You Don't Know What Love Is") that Miles recorded ("those gave us the chance to do some deep exploration").
"Playing with true jazzmen like Paul West and Ray Mosca is a real joy," says Longo, "because they were willing to follow me wherever I headed, and I went in some strange directions. Paul can just about read my mind, and Ray is one of the few drummers who can contrapuntally answer me. I like drummers to play counter to what I am playing. Paul and I played together at the Playboy Club in the early days, and we played together with
Dizzy for a couple of years too, and then with my trio after I left Diz. More recently he played on my Float Like a Butterfly CD. Ray played on my first live trio album a decade ago. Ray has been in many of my trios over the years." Among their many credits, West has played with Erroll Garner, Dinah Washington,
Ray Charles and Billy Eckstine, and Mosca played with Oscar Peterson as well as Zoot Sims, Lena Horne, Billy Taylor Trio,
Chet Baker and Benny Goodman.
Longo's background includes earning his Bachelor of
Music degree in classical piano at Western Kentucky University while also playing with the Hal McIntyre Orchestra, Hank Garland and the Salt City Six. Mike moved to New York and became a house pianist at the Metropole Cafe where he played with Coleman Hawkins, Henry Red Allen,
George Wettling, Gene Krupa and other jazz notables. Eventually Longo also got to work with many great singers -- Nancy Wilson,
Gloria Lynn, Jimmy Witherspoon, Joe Williams, Jimmy Rushing, to name a few. Longo did an extended stay at Embers West with bassist Paul
Chambers accompanying acts such as Frank Foster, Frank Wess, Clark Terry, Zoot Sims and Roy Eldridge. In addition, over the years Mike has performed on albums by
Dizzy Gillespie,
Astrud Gilberto,
James Moody,
Buddy Rich, Lee Konitiz and many others. Longo started his own recording career in the early Sixties and now has two-dozen solo albums to his credit (three of them with his big band, the New York
State of the Art Jazz Ensemble). In addition, Longo is revered as a master jazz teacher (he has written numerous textbooks) and he also is releasing instructional DVDs in an eventual four-disc series titled The Rhythmic Nature of Jazz.

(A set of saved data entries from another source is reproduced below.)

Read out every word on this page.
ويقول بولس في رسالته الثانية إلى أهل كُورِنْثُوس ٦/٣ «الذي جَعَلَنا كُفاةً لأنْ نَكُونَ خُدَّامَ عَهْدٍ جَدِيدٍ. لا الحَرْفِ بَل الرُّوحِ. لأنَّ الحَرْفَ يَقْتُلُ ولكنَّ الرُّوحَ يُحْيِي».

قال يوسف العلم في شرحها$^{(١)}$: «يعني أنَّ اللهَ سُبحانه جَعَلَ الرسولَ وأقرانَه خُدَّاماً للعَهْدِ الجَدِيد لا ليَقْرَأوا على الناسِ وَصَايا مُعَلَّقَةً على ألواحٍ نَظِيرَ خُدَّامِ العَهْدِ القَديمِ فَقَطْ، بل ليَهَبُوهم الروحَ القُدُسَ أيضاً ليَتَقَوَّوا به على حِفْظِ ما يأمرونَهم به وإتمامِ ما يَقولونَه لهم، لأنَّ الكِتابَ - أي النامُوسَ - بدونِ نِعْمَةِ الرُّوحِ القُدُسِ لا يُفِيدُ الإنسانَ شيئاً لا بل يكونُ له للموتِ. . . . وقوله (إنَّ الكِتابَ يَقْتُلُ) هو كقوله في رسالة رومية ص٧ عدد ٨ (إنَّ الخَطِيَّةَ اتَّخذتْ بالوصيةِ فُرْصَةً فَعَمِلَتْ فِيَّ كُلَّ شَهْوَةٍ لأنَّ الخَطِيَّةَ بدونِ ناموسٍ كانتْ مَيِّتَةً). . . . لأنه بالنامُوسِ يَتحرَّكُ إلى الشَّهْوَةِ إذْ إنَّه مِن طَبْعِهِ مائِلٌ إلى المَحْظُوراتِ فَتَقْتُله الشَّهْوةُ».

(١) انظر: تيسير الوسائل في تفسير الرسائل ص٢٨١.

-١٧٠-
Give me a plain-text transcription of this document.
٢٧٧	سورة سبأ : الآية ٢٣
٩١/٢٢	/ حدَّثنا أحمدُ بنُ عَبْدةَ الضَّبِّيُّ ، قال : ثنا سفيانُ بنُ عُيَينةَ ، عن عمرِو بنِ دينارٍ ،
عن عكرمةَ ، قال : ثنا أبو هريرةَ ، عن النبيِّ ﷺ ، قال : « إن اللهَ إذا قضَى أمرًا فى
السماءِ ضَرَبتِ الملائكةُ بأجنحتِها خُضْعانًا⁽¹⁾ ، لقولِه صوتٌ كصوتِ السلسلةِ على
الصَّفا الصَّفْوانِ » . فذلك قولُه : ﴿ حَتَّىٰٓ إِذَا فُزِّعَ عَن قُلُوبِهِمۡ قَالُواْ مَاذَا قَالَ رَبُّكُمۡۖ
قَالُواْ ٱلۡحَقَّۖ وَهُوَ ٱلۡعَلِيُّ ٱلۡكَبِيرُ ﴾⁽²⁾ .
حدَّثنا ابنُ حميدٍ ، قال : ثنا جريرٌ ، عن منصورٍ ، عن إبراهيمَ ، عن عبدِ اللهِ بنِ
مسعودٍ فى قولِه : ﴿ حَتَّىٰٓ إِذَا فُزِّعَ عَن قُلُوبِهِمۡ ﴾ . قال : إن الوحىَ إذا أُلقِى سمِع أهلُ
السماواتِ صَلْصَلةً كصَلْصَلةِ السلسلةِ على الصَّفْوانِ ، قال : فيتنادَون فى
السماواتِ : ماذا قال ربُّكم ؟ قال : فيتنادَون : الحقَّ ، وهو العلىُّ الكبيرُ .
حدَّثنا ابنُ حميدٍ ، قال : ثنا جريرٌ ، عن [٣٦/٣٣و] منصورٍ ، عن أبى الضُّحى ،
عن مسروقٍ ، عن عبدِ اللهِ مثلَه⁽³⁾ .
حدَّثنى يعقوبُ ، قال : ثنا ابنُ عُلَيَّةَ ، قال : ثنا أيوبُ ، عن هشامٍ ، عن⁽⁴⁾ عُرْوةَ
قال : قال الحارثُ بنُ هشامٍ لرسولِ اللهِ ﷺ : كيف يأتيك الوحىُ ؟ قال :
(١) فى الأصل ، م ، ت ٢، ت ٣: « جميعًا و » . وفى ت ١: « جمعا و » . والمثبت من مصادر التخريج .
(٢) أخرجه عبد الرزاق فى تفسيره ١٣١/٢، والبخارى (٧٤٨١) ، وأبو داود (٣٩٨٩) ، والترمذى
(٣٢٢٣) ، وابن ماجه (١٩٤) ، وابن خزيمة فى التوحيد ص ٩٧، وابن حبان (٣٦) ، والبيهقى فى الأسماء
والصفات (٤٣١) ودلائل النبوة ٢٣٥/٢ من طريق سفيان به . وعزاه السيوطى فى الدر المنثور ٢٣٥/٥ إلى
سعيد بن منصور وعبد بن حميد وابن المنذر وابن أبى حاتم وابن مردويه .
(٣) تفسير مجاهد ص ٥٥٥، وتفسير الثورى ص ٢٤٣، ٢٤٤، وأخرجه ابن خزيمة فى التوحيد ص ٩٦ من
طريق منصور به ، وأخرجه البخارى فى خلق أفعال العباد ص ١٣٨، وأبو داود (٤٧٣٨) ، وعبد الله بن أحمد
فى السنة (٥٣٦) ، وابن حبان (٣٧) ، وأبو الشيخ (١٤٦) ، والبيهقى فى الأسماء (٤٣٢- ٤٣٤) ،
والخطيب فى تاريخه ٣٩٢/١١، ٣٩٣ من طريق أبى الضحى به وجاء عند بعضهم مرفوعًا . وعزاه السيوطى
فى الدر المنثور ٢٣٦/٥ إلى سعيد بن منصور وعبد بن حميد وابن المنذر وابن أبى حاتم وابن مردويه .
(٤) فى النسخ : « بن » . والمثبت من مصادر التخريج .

"It felt completely natural to me to do a piano-trio concert and a recording of music associated with
Dizzy and Miles," says Longo. "Everything Miles did was wonderful. If I had to pick one word to describe him, it would be 'deep.'
Dizzy was always pushing me to go further and learn new things. Sometimes in concert in the middle of my solo he would give me ideas by coming over and whispering a rhythm in my ear or pounding a tambourine right next to my head. Other times I would finish my solo and Diz would refuse to come in, and even if I felt I was running out of ideas, he pushed me to dip deeper and deeper into that creative well and bring out what he knew I had in me."